Bank Loan
Classifier Training
The purpose of this project is to
train a classifier to identify whether or
not a loan will be paid back based on past data.
Overview
A fictional credit lending company has tasked me with creating a classifier in order to determine whether or not a loan will be paid back. I have been supplied with a dataset with the details of 9,500 previous loans. For this assignment, the purpose of correctly identifying if a loan will not be paid back is considered significantly more important than accurately predicting whether a loan will be paid back.
Files: Python Notebook Loan Data CSV
Objectives
- Inspect dataset for data correlated with unpaid loans
- Clean data of potentially conflicting data
- Train a classifier to be able to accurately detect if a loan will be defaulted on.
Process
- Data was acquired from an open source dataset (available here)
- Data was displayed using a correlation matrix in order to determine whether some of the variables were either uncorrelated or unnecessary for analysis.
- Data was cleaned and prepared for the use in training a classifier function.
- Due to having less data on unpaid loans than paid ones, the unpaid loans were upsampled in order to provide more accurate training.
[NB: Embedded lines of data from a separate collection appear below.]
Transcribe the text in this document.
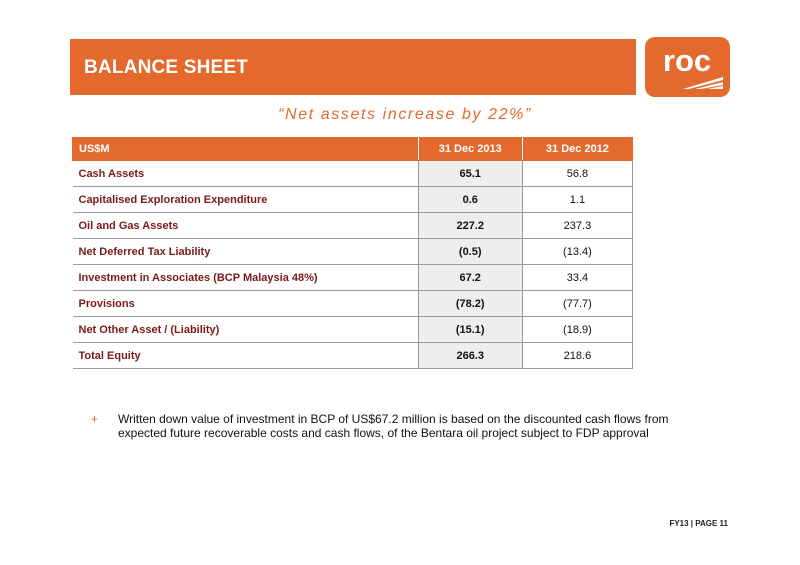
BALANCE SHEET	roc
“Net assets increase by 22%”
US$M	31 Dec 2013	31 Dec 2012
Cash Assets	65.1	56.8
Capitalised Exploration Expenditure	0.6	1.1
Oil and Gas Assets	227.2	237.3
Net Deferred Tax Liability	(0.5)	(13.4)
Investment in Associates (BCP Malaysia 48%)	67.2	33.4
Provisions	(78.2)	(77.7)
Net Other Asset / (Liability)	(15.1)	(18.9)
Total Equity	266.3	218.6
+ Written down value of investment in BCP of US$67.2 million is based on the discounted cash flows from expected future recoverable costs and cash flows, of the Bentara oil project subject to FDP approval
FY13 | PAGE 11
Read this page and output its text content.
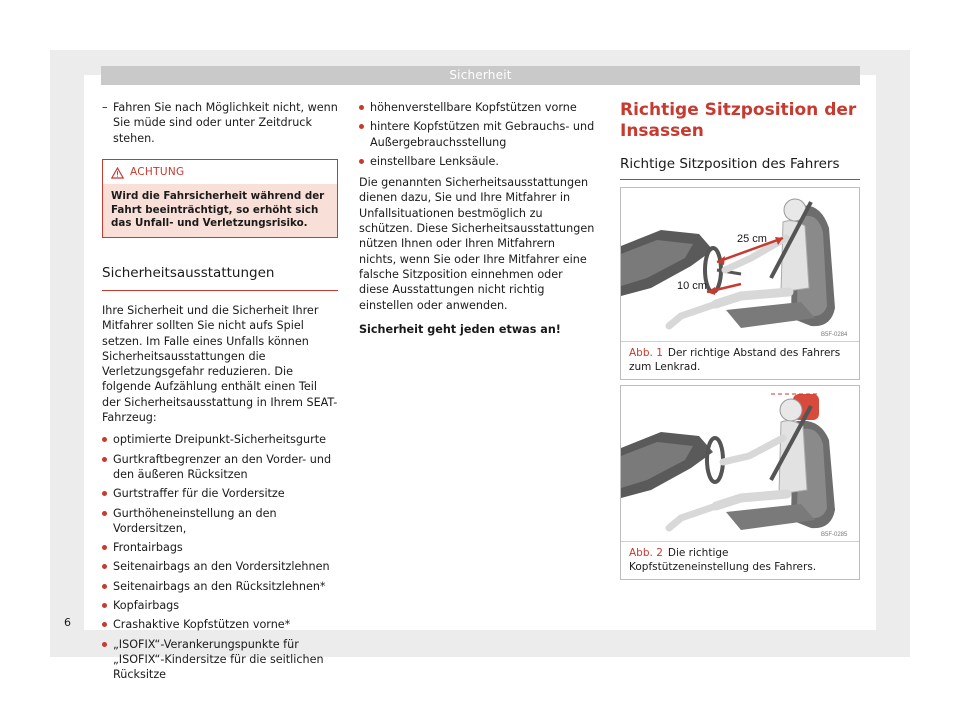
Sicherheit
– Fahren Sie nach Möglichkeit nicht, wenn Sie müde sind oder unter Zeitdruck stehen.
ACHTUNG
Wird die Fahrsicherheit während der Fahrt beeinträchtigt, so erhöht sich das Unfall- und Verletzungsrisiko.
Sicherheitsausstattungen
Ihre Sicherheit und die Sicherheit Ihrer Mitfahrer sollten Sie nicht aufs Spiel setzen. Im Falle eines Unfalls können Sicherheitsausstattungen die Verletzungsgefahr reduzieren. Die folgende Aufzählung enthält einen Teil der Sicherheitsausstattung in Ihrem SEAT-Fahrzeug:
optimierte Dreipunkt-Sicherheitsgurte
Gurtkraftbegrenzer an den Vorder- und den äußeren Rücksitzen
Gurtstraffer für die Vordersitze
Gurthöheneinstellung an den Vordersitzen,
Frontairbags
Seitenairbags an den Vordersitzlehnen
Seitenairbags an den Rücksitzlehnen*
Kopfairbags
Crashaktive Kopfstützen vorne*
„ISOFIX“-Verankerungspunkte für „ISOFIX“-Kindersitze für die seitlichen Rücksitze
höhenverstellbare Kopfstützen vorne
hintere Kopfstützen mit Gebrauchs- und Außergebrauchsstellung
einstellbare Lenksäule.
Die genannten Sicherheitsausstattungen dienen dazu, Sie und Ihre Mitfahrer in Unfallsituationen bestmöglich zu schützen. Diese Sicherheitsausstattungen nützen Ihnen oder Ihren Mitfahrern nichts, wenn Sie oder Ihre Mitfahrer eine falsche Sitzposition einnehmen oder diese Ausstattungen nicht richtig einstellen oder anwenden.
Sicherheit geht jeden etwas an!
Richtige Sitzposition der Insassen
Richtige Sitzposition des Fahrers
25 cm
10 cm
B5F-0284
Abb. 1 Der richtige Abstand des Fahrers zum Lenkrad.
B5F-0285
Abb. 2 Die richtige Kopfstützeneinstellung des Fahrers.
6
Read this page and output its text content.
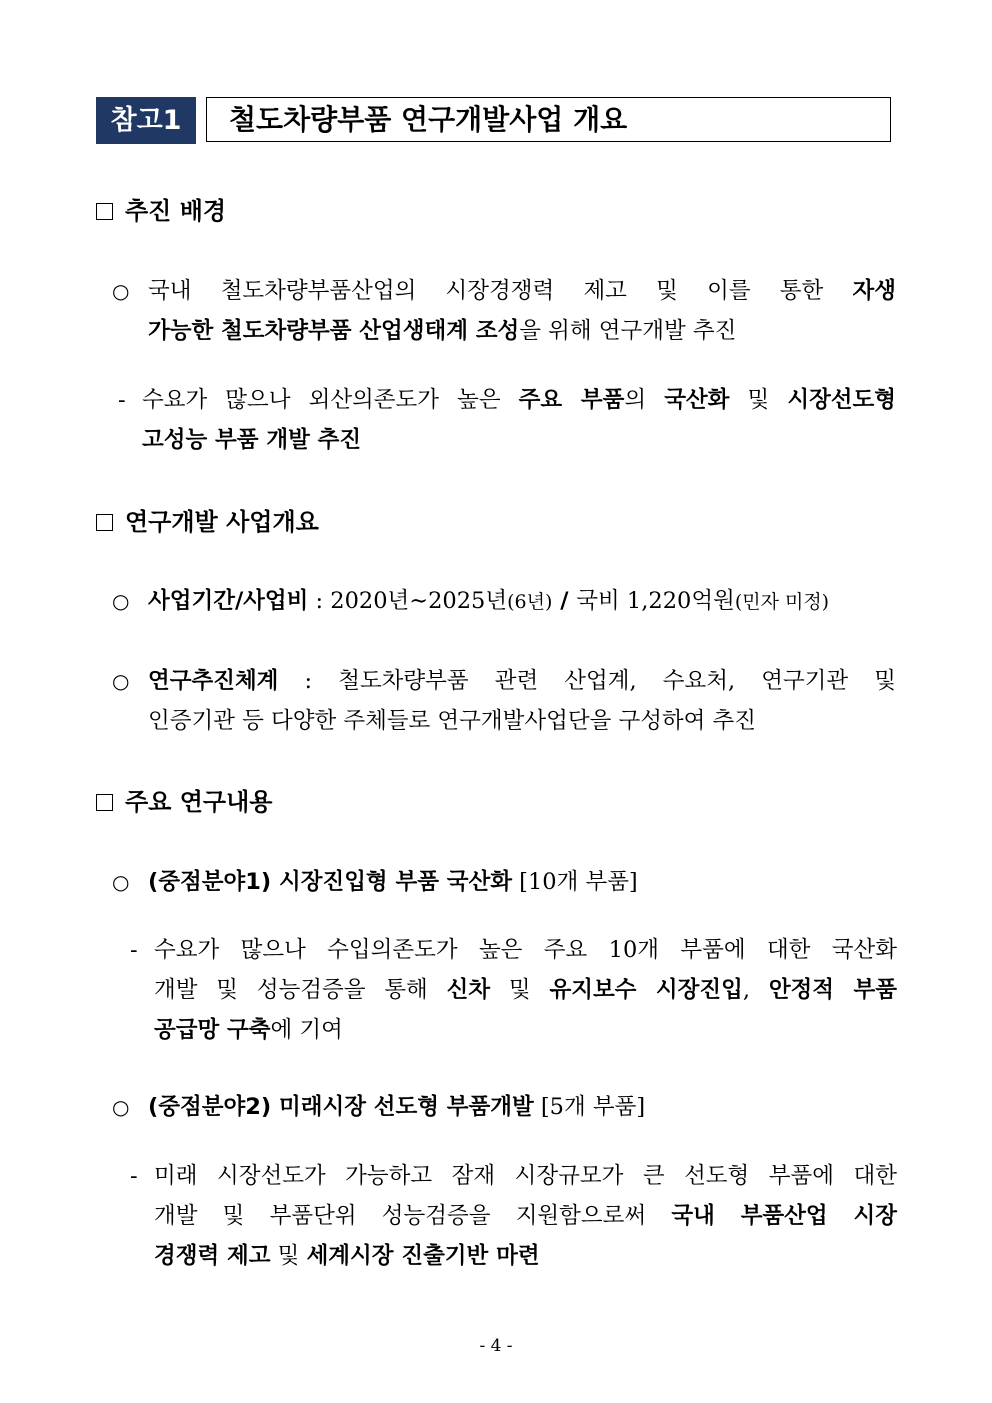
참고1	철도차량부품 연구개발사업 개요
추진 배경
○ 국내 철도차량부품산업의 시장경쟁력 제고 및 이를 통한 자생
가능한 철도차량부품 산업생태계 조성을 위해 연구개발 추진
- 수요가 많으나 외산의존도가 높은 주요 부품의 국산화 및 시장선도형
고성능 부품 개발 추진
연구개발 사업개요
○ 사업기간/사업비 : 2020년∼2025년(6년) / 국비 1,220억원(민자 미정)
○ 연구추진체계 : 철도차량부품 관련 산업계, 수요처, 연구기관 및
인증기관 등 다양한 주체들로 연구개발사업단을 구성하여 추진
주요 연구내용
○ (중점분야1) 시장진입형 부품 국산화 [10개 부품]
- 수요가 많으나 수입의존도가 높은 주요 10개 부품에 대한 국산화
개발 및 성능검증을 통해 신차 및 유지보수 시장진입, 안정적 부품
공급망 구축에 기여
○ (중점분야2) 미래시장 선도형 부품개발 [5개 부품]
- 미래 시장선도가 가능하고 잠재 시장규모가 큰 선도형 부품에 대한
개발 및 부품단위 성능검증을 지원함으로써 국내 부품산업 시장
경쟁력 제고 및 세계시장 진출기반 마련
- 4 -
- Train a classifier to be able to accurately detect potential cases where loans will not be paid back.
Analysis
Potential outliers in data
My first step in analyzing the data was to attempt to identify outliers in the data which might throw off accuracy in training. Upon viewing items correlated with the generated correlation matrix for unpaid loans, I concluded that no one point of data was significantly impacting the data one way or the other.
Training of Classifier
As less data was available for unpaid loans compared to paid loans, it was necessary to first oversample the amount of unpaid loans. After some tweaking of methodology in the classifier, I was was able to obtain a 67% accuracy rate in detecting unpaid loans within a test set.
Overall Accuracy of Classifier
Throughout the training of the classifier, some tradeoffs were necessary. Due to the fact that detecting loans which are more likely to not be paid back than it was to correctly identify whether loans would be, the model was more aggressively trained to detect those items (bottom right). This lead to a significant amount of misclassification of loans which would actually end up being paid back (top right). Though not optimal, this tradeoff is something I consider acceptable due to the mission statement of this project.
Conclusions
With a 67% accuracy of identifying loans which will not be paid back, I believe this model would be useful in identifying potential loans which will not be paid back. Due to the misclassification of loans which will be in good standing, the model would most likely have to be used for a tool to identify loans which require a closer watch or further investigation.